What is Microcredit ?
The word “microcredit” did not exist before the seventies. Now it has become a buzz-word among the development practitioners. In the process, the word has been imputed to mean everything to everybody. No one now gets shocked if somebody uses the term “microcredit” to mean agricultural credit, or rural credit, or cooperative credit, or consumer credit, credit from the savings and loan associations, or from credit unions, or from money lenders. When someone claims microcredit has a thousand year history, or a hundred year history, nobody finds it as an exciting piece of historical information.
I think this is creating a lot of misunderstanding and confusion in the discussion about microcredit. We really don’t know who is talking about what. I am proposing that we put labels to various types of microcredit so that we can clarify at the beginning of our discussion which microcredit we are talking about. This is very important for arriving at clear conclusions, formulating right policies, designing appropriate institutions and methodologies.
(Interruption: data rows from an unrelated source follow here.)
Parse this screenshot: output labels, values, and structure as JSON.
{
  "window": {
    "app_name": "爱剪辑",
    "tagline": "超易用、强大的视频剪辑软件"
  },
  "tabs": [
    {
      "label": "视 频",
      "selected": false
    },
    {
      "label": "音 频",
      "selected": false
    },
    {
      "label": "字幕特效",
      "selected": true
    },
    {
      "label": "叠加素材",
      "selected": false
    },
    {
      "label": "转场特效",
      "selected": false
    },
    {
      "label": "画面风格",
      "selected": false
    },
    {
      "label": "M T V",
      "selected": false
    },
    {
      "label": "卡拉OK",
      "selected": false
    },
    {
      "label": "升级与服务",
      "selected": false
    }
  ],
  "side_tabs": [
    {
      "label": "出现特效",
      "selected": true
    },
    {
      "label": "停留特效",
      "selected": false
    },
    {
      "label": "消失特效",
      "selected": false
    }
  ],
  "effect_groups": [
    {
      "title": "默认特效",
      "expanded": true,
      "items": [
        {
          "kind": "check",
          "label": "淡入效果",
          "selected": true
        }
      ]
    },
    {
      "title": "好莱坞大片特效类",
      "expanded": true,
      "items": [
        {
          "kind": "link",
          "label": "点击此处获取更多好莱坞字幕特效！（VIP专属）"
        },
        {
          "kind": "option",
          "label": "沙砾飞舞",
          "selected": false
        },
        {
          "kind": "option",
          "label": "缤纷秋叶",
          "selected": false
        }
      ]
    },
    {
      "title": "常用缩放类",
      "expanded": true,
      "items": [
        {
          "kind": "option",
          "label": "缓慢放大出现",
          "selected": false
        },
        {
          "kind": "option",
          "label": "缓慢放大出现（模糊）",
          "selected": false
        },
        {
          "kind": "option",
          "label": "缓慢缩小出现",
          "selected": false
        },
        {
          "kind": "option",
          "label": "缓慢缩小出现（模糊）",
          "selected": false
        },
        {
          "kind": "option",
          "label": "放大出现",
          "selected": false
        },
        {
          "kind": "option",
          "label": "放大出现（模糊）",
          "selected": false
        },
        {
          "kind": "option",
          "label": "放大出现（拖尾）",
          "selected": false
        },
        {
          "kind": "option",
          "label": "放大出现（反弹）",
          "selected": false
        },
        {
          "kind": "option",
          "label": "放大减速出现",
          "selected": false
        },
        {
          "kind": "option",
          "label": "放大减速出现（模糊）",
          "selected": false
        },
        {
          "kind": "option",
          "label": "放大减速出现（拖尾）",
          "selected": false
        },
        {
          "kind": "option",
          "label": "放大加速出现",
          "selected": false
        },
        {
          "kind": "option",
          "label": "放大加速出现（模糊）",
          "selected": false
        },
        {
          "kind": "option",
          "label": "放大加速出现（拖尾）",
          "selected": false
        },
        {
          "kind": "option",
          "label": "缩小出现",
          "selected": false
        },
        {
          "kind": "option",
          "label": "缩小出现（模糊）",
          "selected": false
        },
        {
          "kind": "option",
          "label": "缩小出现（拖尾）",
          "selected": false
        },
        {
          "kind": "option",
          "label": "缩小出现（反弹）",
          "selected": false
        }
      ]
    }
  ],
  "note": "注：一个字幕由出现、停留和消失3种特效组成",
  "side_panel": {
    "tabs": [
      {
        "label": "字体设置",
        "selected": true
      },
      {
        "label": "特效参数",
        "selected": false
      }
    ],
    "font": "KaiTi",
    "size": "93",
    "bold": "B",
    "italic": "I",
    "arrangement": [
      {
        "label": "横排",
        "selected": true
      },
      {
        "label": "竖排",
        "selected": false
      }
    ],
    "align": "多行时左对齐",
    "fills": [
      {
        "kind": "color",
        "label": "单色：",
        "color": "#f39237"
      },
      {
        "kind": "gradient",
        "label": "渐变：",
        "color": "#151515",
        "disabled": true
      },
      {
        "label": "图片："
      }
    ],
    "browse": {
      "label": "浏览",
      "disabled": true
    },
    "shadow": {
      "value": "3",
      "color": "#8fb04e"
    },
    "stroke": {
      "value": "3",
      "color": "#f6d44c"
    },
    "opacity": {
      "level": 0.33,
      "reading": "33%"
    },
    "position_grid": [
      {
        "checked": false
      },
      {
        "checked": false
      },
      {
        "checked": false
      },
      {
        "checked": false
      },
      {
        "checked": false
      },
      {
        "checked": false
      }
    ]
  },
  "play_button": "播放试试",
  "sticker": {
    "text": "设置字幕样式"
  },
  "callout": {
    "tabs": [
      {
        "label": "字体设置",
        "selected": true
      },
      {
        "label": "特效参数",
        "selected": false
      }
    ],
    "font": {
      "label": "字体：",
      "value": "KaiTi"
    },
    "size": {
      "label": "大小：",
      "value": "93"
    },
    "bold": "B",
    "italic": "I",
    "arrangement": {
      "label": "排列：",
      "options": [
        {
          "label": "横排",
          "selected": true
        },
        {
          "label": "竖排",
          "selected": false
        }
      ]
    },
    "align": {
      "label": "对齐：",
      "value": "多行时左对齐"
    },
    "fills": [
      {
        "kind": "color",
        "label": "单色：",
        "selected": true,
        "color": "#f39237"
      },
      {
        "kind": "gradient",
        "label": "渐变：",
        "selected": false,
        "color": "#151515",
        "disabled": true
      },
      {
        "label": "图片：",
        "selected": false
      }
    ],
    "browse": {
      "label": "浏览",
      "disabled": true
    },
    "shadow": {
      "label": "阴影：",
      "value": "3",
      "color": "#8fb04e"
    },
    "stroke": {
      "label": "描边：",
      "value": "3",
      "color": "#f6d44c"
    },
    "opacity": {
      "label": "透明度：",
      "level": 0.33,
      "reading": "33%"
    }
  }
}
Instead of just saying “microcredit” we should specify which category of microcredit.
This is a very quick attempt at classification of microcredit just to make a point. The point is —every time we use the word “microcredit” we should make it clear which type (or cluster of types) of microcredit we are talking about. Otherwise we’ll continue to create endless confusion in our discussion. Needless to say that the classification I have suggested is only tentative. We can refine this to allow better understanding and better policy decisions.
Classification can also be made in the context of the issue under discussion. I am arguing that we must discontinue using the term “microcredit” or “microfinance” without identifying its category.
Microcredit data are compiled and published by different organizations. We find them useful. I propose that while publishing these data we identify the category or categories of microcredit each organization provides. Then we can prepare another set of important information ? number of poor borrowers, and their gender composition, loan disbursed, loan outstanding, balance of savings, etc. under each of these categories, countrywise, regionwise, and globally.
These sets of information will tell us which category of microcredit is serving how many poor borrowers, their gender break-up, their growth during a year or a period, loans disbursed, loans outstanding, savings, etc. The categories which are doing better, more support can go in their direction. The categories which are doing poorly may be helped to improve their performance. For policy-maters this will be enormously helpful. For analysis purpose this will make a world of difference.
I urge Microcredit Summit Campaign secretariat to present the information that they already collect on number of clients, number of the poorest among them, number of poorest clients that are women, number of clients that have crossed the poverty line—broken down for each of the categories of microcredit. This will help donors to select the categories they would like to support. This sorting out is very important for the donors, as well as the policymakers.
Grameencredit is based on the premise that the poor have skills which remain unutilised or under-utilised. It is definitely not the lack of skills which make poor people poor. Grameen believes that the poverty is not created by the poor, it is created by the institutions and policies which surround them. In order to eliminate poverty all we need to do is to make appropriate changes in the institutions and policies, and/or create new ones. Grameen believes that charity is not an answer to poverty. It only helps poverty to continue. It creates dependency and takes away individual’s initiative to break through the wall of poverty. Unleashing of energy and creativity in each human being is the answer to poverty.
Grameen brought credit to the poor, women, the illiterate, the people who pleaded that they did not know how to invest money and earn an income. Grameen created a methodology and an institution around the financial needs of the poor, and created access to credit on reasonable term enabling the poor to build on their existing skill to earn a better income in each cycle of loans.
If donors can frame category wise micro credit policies they may overcome some of their discomforts. General policy for microcredit in its wider sense, is bound to be devoid of focus and sharpness.